Data from a preclinical chronic toxicology study have torpedoed AbbVie’s psoriasis prospect cedirogant, leading the company to dump the midphase asset and cut off a source of cash for its partner Inventiva.
AbbVie and Inventiva discovered the ROR inverse agonist as part of a 2012 collaboration intended to yield compounds that suppress a larger set of inflammatory cytokines than currently available biologics for the treatment of psoriasis. The partnership spawned cedirogant, a molecule that AbbVie took into a phase 2b trial in moderate to severe psoriasis late last year.
With just months to go in the study, which was scheduled to end in March 2023, AbbVie has pulled the plug in response to preclinical data. The Big Pharma said the decision to stop development of the asset was driven by new findings observed in its preclinical chronic toxicology study.
Shares in Inventiva fell 21% in premarket trading on Monday to 4.54 euros ($4.51) in the wake of the news. Through to the end of last year, AbbVie paid 16.4 million euros ($16.3 million) in research funding and 13 million euros ($12.9 million) in milestone payments. An additional 4 million euro milestone, tied to the start of the phase 2b, followed in January. If AbbVie had continued the program, Inventiva could have pocketed up to 31 million euros ($30.8 million) in milestones linked to the psoriasis program.
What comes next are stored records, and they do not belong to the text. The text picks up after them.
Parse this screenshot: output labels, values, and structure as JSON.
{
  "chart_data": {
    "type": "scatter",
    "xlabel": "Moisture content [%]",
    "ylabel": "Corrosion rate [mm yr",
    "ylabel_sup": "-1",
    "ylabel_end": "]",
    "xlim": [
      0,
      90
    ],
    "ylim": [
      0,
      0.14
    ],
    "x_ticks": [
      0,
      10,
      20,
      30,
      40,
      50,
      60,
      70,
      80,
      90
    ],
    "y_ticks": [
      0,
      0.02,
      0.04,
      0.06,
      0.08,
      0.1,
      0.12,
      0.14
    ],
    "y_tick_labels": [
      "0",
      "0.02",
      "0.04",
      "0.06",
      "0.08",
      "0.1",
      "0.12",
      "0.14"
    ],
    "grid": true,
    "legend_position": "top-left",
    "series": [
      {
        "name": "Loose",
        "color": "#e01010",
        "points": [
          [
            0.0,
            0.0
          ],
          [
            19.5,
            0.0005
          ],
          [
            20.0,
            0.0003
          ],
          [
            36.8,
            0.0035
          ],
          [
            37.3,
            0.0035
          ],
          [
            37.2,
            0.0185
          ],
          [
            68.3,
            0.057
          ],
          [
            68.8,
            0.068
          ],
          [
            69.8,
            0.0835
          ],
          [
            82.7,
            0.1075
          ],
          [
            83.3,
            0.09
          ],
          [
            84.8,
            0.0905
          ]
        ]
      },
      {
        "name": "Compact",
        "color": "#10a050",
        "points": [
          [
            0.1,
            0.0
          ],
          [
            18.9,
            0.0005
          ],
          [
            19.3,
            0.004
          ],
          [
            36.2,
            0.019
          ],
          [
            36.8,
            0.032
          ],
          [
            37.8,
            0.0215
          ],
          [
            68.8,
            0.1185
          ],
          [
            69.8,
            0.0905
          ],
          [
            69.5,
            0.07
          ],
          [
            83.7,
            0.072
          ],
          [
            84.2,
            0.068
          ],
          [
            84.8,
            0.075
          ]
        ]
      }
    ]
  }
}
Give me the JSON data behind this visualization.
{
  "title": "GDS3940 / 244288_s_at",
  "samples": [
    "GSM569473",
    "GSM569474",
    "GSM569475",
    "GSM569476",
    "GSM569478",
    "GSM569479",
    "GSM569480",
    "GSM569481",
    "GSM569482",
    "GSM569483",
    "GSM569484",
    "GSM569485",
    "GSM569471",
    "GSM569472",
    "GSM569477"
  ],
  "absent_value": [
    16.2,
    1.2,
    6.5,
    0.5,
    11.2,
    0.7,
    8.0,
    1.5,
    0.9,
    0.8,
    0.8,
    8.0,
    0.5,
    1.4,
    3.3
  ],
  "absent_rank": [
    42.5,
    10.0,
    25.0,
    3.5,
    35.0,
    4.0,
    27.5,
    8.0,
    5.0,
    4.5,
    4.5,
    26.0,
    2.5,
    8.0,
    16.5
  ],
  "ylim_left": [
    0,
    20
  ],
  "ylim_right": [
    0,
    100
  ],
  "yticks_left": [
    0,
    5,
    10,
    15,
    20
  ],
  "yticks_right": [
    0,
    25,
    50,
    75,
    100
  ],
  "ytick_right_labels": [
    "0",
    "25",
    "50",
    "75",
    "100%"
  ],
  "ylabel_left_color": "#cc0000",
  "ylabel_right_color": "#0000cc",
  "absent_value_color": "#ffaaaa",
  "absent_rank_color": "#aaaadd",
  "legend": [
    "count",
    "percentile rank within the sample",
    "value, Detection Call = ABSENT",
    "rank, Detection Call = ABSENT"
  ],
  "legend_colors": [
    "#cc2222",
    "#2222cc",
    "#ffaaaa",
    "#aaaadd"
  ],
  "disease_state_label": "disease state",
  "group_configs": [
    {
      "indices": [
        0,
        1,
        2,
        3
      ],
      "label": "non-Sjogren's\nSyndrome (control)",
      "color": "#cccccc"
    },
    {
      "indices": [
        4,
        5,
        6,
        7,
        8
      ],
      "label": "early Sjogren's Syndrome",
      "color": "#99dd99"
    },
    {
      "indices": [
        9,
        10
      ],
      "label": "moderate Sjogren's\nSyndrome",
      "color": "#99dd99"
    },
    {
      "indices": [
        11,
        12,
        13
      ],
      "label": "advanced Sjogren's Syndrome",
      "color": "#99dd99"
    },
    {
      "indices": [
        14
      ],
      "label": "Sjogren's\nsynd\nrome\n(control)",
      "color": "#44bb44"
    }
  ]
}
While AbbVie’s action has ended Inventiva’s hopes of future paydays, the French biotech’s cash runway is unaffected by the termination of cedirogant development. The company continues to expect its existing cash reserves, plus an anticipated $12 million upfront payment from Sino Biopharm and 25 million euros ($24.8 million) from its EIB credit facility, to see it through to the fourth quarter of next year.
The cash runway is set to end before Inventiva delivers phase 3 data on its pan-PPAR agonist lanifibranor in nonalcoholic steatohepatitis. Inventiva expects to have to wait until the back half of 2025 to see data from the phase 3 trial, although two midphase studies that are testing the molecule in patients with Type 2 diabetes are scheduled to report results next year.